Sonnentempler; O.T.S.; Ordre de Temple Solaire

Geschichte / Phase 1: Gründung, Konsolidierung

Die Angaben zur Gründung des Sonnentempler-Ordens sind unterschiedlich:

  • Mitte der 50er Jahre in Frankreich
  • 1971 von Joseph Di Mambro in Südfrankreich

Anfangs funktioniert der Orden ähnlich wie eine Freimaurerloge, lässt aber auch weibliche Mitglieder zu. Man trifft sich zu kulturellen Anlässen und spirituellen Vorträgen. Der O.T.S. soll in dieser Phase eine Zahl von 800 Migliedern vor allem in Frankreich und der französischen Schweiz erreicht haben.

O.T.S. beruft sich auf einen 1119 gegründeten Orden von Templern. 1312 wurden 54 Templer in Frankreich als Ketzer verbrannt. Die Sonnentempler des 20. Jahrhunderts hängen einem Mysterienglauben mit New-Age-Zügen an. Ideale sind Treue, Gehorsam und strikte Geheimhaltung.

Geschichte Phase 2: Versektung

Zwischen 1979 und 1981 begegnen sich Luc Jouret und Joseph Di Mambro, der sich als Wiedergeburt von Osiris, Moses und einem mittelalterlichen Rittermönch darstellt. Das Duo übernimmt die Macht im O.T.S. Jouret entfaltet eine rege Vortragstätigkeit, meist zu Gesundheitsthemen. Er tritt als Heiler auf, der nach Erfolg Dankbarkeit einfordert. Di Mambro wirkt als der geheimnisvolle Großmeister mit magischen Fähigkeiten, der das Schwert Excalibur führt bzw. durch ein anderes mittelalterliches Ritterschwert kosmische Kräfte leitet. Beide treiben einen umfangreichen Handel mit internationalen Immobilien, die oft teuer gekauft und unter Wert verkauft werden, vermutlich um Geld zu waschen. Jouret ist in illegale Waffengeschäfte verwickelt.

Der Orden weitet seine Tätigkeit aus, vor allem in Frankreich, Schweiz und Kanada, aber auch Belgien, Luxemburg, Australien. 1994 gibt es noch 576 Mitglieder, diese stammen aber in der Regel aus guten Kreisen und sind zumeist äußerst wohlhabend. Der Regelbeitrag beträgt wöchentlich 200 Franken. Es gilt die Devise, je reicher und spendenfreudiger, desto höher der Rang in der Ordenshierarchie, die absolutistisch von Di Mambro und Jouret beherrscht wird. Wer weniger zahlen kann, bringt mehr Arbeitsleistung ein.

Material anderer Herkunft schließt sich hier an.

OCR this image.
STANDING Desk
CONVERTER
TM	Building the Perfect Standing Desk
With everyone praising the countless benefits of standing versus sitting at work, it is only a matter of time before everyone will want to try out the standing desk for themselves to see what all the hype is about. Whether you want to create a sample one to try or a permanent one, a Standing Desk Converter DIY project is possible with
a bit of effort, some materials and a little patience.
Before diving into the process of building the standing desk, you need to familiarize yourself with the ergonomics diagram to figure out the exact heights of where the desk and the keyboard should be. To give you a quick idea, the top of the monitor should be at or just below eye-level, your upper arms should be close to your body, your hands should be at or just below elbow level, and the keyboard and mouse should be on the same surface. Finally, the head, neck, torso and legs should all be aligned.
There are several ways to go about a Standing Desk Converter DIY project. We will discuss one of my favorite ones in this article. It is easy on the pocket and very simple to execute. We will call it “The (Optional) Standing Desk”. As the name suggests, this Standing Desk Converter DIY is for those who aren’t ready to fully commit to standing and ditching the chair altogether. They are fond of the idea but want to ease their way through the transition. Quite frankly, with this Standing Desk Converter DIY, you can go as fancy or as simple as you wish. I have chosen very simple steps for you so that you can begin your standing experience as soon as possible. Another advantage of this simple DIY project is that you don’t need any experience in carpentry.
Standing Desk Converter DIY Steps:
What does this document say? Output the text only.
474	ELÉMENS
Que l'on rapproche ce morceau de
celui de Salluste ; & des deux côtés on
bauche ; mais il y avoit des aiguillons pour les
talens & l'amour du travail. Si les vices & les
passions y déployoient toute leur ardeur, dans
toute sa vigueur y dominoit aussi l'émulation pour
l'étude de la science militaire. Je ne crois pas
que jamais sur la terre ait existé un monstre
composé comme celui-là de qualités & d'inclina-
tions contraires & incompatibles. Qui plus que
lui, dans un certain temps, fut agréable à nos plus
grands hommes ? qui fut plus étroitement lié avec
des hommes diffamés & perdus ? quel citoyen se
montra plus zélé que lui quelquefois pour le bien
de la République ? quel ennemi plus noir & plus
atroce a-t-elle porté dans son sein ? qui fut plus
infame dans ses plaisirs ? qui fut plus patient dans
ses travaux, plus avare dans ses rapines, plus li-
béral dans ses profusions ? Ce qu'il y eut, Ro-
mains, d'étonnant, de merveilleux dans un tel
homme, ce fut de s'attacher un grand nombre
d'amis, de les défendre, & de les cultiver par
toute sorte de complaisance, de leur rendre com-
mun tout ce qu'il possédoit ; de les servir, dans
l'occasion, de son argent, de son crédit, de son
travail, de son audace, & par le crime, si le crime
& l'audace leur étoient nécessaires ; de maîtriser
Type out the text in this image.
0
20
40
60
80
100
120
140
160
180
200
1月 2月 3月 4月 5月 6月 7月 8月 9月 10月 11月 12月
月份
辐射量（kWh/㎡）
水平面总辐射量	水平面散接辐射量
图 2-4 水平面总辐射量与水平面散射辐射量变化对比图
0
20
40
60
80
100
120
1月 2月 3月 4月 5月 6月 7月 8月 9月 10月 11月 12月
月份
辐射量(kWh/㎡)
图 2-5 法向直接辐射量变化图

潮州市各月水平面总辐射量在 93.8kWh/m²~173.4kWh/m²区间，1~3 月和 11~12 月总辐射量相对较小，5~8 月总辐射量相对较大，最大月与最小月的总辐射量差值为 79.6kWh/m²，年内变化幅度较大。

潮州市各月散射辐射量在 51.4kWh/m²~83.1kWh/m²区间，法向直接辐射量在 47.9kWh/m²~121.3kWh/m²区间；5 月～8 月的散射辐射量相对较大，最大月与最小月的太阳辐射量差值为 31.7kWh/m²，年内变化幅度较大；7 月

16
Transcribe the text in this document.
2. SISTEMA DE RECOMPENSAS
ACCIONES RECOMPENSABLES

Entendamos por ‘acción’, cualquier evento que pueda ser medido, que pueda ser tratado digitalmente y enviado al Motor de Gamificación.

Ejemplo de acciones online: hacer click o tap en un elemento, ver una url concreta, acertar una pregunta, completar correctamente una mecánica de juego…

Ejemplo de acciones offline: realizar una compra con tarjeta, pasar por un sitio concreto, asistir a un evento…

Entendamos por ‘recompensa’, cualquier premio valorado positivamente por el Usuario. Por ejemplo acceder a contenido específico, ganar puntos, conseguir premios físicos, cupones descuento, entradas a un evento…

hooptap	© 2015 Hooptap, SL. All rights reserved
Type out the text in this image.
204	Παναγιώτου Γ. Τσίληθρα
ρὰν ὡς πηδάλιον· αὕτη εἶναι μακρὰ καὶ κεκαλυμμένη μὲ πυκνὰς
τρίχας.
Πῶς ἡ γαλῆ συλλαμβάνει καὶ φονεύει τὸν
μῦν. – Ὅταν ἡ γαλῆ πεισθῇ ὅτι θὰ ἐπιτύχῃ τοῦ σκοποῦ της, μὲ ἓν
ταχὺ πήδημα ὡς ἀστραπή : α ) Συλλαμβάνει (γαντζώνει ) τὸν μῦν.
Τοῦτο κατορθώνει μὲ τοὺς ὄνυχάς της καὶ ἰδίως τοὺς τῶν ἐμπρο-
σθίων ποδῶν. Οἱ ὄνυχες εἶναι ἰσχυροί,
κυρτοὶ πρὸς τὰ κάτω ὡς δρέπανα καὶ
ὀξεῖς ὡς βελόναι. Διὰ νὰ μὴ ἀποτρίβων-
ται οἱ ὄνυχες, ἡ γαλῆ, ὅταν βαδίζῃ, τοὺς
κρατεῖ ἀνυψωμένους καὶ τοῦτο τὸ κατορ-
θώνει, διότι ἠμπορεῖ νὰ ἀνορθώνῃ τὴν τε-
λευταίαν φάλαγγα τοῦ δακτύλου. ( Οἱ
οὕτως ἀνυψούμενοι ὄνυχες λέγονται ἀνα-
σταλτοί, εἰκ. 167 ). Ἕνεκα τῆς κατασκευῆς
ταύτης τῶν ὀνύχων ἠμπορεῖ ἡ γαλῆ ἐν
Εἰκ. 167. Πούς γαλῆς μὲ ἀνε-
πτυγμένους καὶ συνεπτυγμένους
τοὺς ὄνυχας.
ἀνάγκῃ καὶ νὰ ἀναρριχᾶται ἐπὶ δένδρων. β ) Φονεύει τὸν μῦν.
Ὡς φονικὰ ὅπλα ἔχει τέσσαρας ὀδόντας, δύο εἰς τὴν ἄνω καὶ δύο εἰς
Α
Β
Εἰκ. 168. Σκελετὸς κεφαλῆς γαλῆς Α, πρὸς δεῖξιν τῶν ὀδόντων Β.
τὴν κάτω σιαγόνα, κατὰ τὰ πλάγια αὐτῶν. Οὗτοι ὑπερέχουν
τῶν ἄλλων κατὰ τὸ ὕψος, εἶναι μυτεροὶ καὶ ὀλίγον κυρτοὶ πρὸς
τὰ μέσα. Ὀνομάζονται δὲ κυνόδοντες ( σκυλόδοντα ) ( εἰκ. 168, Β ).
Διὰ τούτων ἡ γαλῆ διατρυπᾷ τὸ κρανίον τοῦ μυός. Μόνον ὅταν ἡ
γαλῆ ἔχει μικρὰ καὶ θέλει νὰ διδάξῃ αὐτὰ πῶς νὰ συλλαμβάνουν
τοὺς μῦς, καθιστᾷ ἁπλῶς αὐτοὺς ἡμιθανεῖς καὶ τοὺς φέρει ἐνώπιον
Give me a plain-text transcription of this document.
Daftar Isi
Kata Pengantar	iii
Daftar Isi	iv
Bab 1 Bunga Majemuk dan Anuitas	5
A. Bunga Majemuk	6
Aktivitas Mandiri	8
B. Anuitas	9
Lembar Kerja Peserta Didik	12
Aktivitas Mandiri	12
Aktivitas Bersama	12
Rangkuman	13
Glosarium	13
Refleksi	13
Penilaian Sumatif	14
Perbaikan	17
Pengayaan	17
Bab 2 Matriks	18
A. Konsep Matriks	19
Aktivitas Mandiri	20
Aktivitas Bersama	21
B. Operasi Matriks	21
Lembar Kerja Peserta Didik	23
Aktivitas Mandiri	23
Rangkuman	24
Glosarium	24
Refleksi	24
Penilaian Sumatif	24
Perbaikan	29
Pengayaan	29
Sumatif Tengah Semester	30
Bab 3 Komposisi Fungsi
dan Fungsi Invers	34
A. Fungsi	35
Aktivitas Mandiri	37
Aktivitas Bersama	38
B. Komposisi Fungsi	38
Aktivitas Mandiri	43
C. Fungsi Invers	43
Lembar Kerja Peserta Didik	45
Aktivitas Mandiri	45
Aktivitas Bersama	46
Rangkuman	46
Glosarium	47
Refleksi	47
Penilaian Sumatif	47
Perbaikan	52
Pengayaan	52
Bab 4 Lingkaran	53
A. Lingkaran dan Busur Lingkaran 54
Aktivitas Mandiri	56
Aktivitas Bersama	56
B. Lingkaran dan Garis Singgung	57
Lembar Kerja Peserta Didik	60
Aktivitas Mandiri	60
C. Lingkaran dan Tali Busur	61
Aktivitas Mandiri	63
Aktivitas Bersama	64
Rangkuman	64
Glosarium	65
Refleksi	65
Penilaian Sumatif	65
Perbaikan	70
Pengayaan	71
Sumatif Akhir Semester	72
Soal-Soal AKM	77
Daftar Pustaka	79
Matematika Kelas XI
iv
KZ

Di Mambro regelt das Sozialleben aller Mitglieder. Die Sonnentempler tun sich zu Wohngemeinschaften in meist exklusiven Villen und Landgütern zusammen. Man pflegt vier bis fünf Andachten mit Meditationen pro Tag, oft bis zu acht Stunden pro Treffen. Der Arbeitstag weniger privilegierter Mitglieder beginnt morgens um 4 Uhr, die Arbeitskraft wird hemmungslos ausgebeutet. Vermögende Leute werden zu Geldspenden veranlasst, bis zum Ruin. Di Mambro trennt Ehepaare und Familien nach Gutdünken und arrangiert neue Ehen.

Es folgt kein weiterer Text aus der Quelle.